El jefe del servicio de Cirugía del Hospital de Tigre, donde Silvia hacía la residencia, tenía una hija de 18 años que también era militante montonera, Ana María González. En junio del ’76, aprovechando su amistad con la hija del general Cesáreo Cardozo, por entonces jefe de la Policía Federal, Ana María puso un artefacto explosivo debajo de la cama del militar, que murió a causa de la explosión. Comenzó entonces una intensa persecución a los militantes dentro de la villa, por lo cual Silvia debió dejar el dispensario, el hospital y la clínica.
En septiembre del ’76, la organización estaba diezmada y la Columna Norte abandonada a su suerte. “Nos enteramos de que la Conducción Nacional ya no estaba en el país, así que organizamos una reunión en casa con Julio Lino Roqué y Cacho Scarpatti. Estuvimos cinco días recluidos viendo cómo podíamos armar una estructura de prensa y propaganda sin la necesidad de usar la fuerza. Después de esa reunión hubo una serie de caídas que lo hizo imposible, de esa reunión quedamos vivos sólo dos”, recordó Abel.
Por entonces, Silvia tenía mucho trabajo interno, atendiendo los numerosos heridos de la organización que cada día estaba más cercada. “La caída es el costo político de la guerra”, solían decir desde la Conducción Nacional.
Para fines del ’76, permanecer en la zona norte era muy peligroso. En diciembre se van en carpa a San Pedro con una compañera que estaba embarazada y tenía una nena, y su marido había sido secuestrado hacía pocos días. Era una situación dramática, sin conducción, todos dispersos, pero aún así “dentro de la vida clandestina siempre había un Wincofon, un momento para escuchar un disco y cantar”, dice Abel.

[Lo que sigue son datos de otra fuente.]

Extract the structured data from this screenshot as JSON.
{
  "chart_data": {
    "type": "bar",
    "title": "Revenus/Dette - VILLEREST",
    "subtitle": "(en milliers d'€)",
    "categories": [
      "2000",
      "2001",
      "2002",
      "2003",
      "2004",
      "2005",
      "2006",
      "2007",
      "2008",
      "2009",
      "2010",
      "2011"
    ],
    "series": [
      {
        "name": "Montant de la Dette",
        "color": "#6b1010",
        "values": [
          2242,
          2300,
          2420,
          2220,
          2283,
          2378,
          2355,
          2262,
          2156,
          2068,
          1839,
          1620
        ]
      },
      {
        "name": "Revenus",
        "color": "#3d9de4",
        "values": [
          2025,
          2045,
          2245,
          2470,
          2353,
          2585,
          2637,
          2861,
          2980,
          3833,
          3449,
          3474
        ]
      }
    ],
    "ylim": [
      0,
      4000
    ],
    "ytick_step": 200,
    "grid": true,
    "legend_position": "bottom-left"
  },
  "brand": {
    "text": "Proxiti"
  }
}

Después de unos días de distensión, Silvia y Abel regresaron a la zona. Al no encontrar compañeros de la organización, y darse cuenta de que eran de los más antiguos que iban quedando, tomaron la decisión de irse en el mes de febrero.
Para Silvia nunca llegaría ese momento. El 17 de enero del ’77, recibió un radiomensaje de parte de una compañera de la Columna Norte, Yoli (Graciela Eiroa, también médica actualmente desaparecida), para que asistiera a una reunión de Sanidad en el cruce de la calle Hipólito Yrigoyen y las vías del Ferrocarril Mitre, a cuatro cuadras de la Estación Florida. Era una cita cantada. Al volver, varios testigos le contarían a Abel que la esperaban tres Falcon, que la metieron a la fuerza en uno de ellos, y que en el otro tenían a otra persona, presumiblemente Yoli.
Silvia tenía 28 años y estaba embarazada de cuatro meses. Sus secuestradores la llevaron a Campo de Mayo. Allí, según testimonios de sobrevivientes, Silvia permaneció en El Campito, donde unos días después se encontraría con Cacho Scarpatti, llevado herido con ocho tiros en el cuerpo. Junto al campo de concentración estaba la División Perros (a veces eran usados para las torturas), y Silvia logró convencer a un médico veterinario para poder canalizar y darle suero a Scarpatti.
Una tarde de julio se la llevaron para practicarle una cesárea en el Hospital Militar de esa guarnición. Silvia dio a luz, y al volver al centro clandestino, la mañana del día siguiente, le dijo a Scarpatti: “Fue un varón, se lo van a entregar a mi mamá”. Poco después la trasladaron hacia un vuelo de la muerte y su hijo era apropiado por los genocidas.
Según la tradición del municipio de Irán, en el País Vasco, de donde proviene la familia de Abel, el primogénito de un Francisco tiene que llamarse Abel Pedro, y el primogénito de un Abel Pedro tiene que llamarse Francisco. Gracias a la incansable búsqueda de Abuelas de Plaza de Mayo, hoy Francisco no es sólo una tradición vasca, es un hombre de carne y hueso, es el nieto recuperado número 101, y es un hijo que puede abrazarse con su verdadero papá.